摂食障害とドーパミンD2受容体:遺伝子型とサブフェノタイプ
全文は下から(研究者向け)
https://www.sciencedirect.com/science/article/abs/pii/S0278584612001042?via%3Dihub
概要
目的
過食症(BED)の研究は過去10年間で急増しているが、その神経生物学的基盤の理解はまだ初期段階にある。

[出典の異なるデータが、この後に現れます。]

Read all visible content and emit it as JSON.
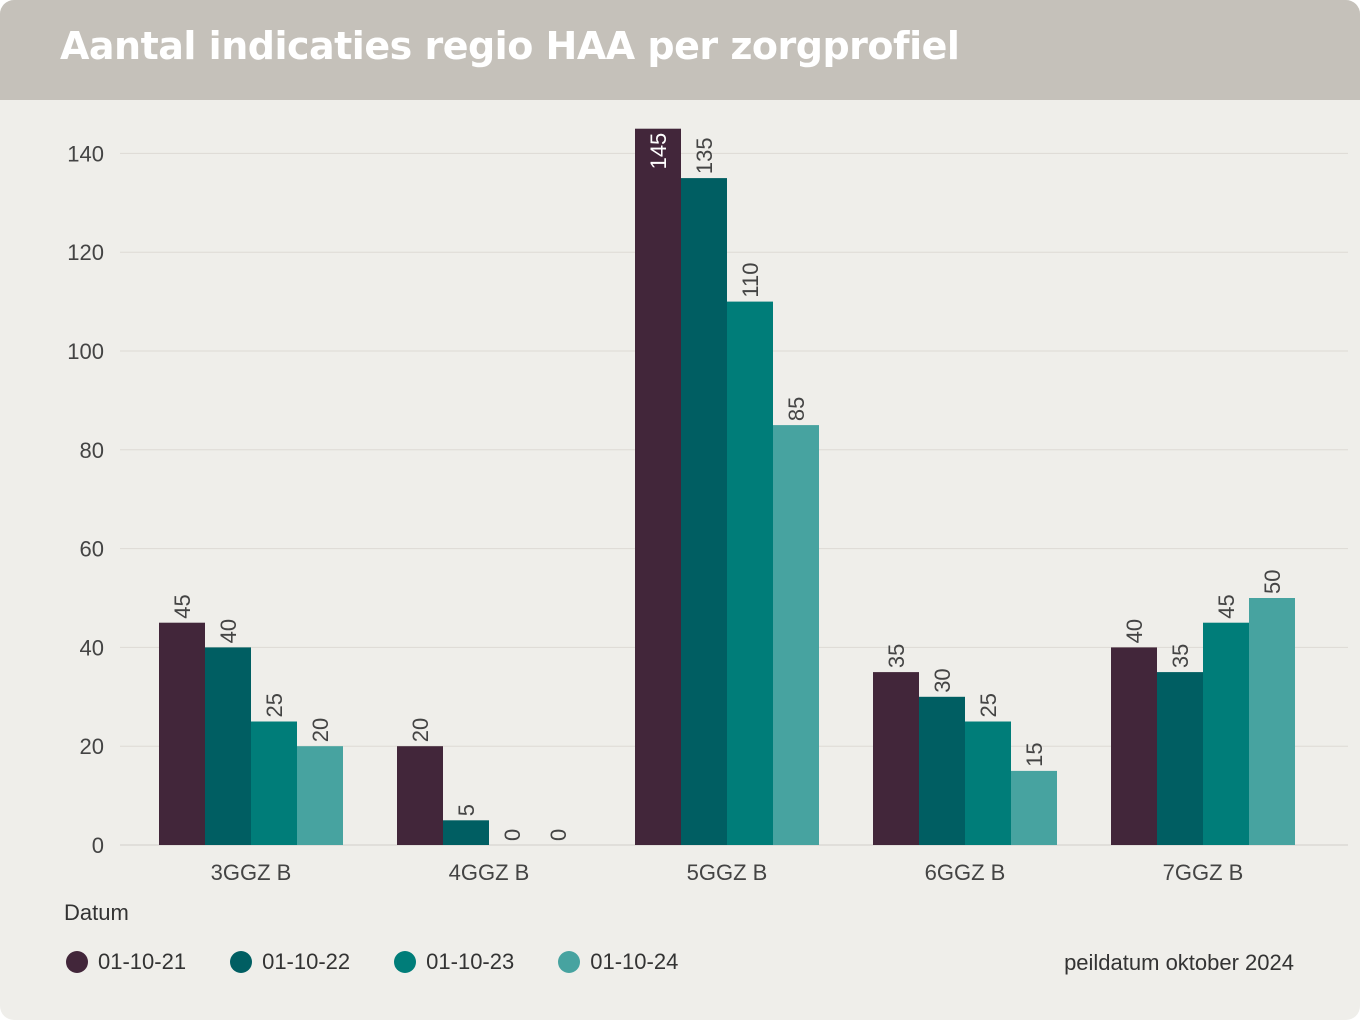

これまでの研究から、BEDは報酬に対する過敏な反応を特徴とする過食症候群である可能性が示唆されており、快感や食欲行動を制御する神経回路において強いドーパミンシグナルが生じていると考えられている。我々は、D2受容体遺伝子(DRD2/ANKK1)と、BEDの表現型および肯定的な食物刺激に対する反応の増強を反映するBEDの4つのサブ表現型との関係を調べた。
方法
BEDの有無にかかわらず、230名の肥満の成人を対象に、D2受容体の5つの機能マーカー(rs1800497、rs1799732、rs2283265、rs12364283、rs6277)の遺伝子型を決定し、次元的にスコア化された自己報告式の質問票から、過食、情動的摂食、快楽的摂食、食への渇望を評価した。
結果
体重をマッチさせた対照群と比較して、BEDはドーパミン神経伝達の亢進を反映するrs1800497およびrs6277の遺伝子型と有意に関連していた。また、BED患者はrs2283265のマイナーTアリルを持っている可能性が低かった。同じマーカーがBEDのサブタイプにも関連しており、rs1800497は予測された方向に最も強い効果を示した。
結論
本研究は、BEDが報酬に対する過敏性に起因する疾患である可能性を示唆している。この素因は、嗜好性が高くカロリーの高い加工食品が豊富に入手できる現在の環境では、過食を助長する可能性が高い。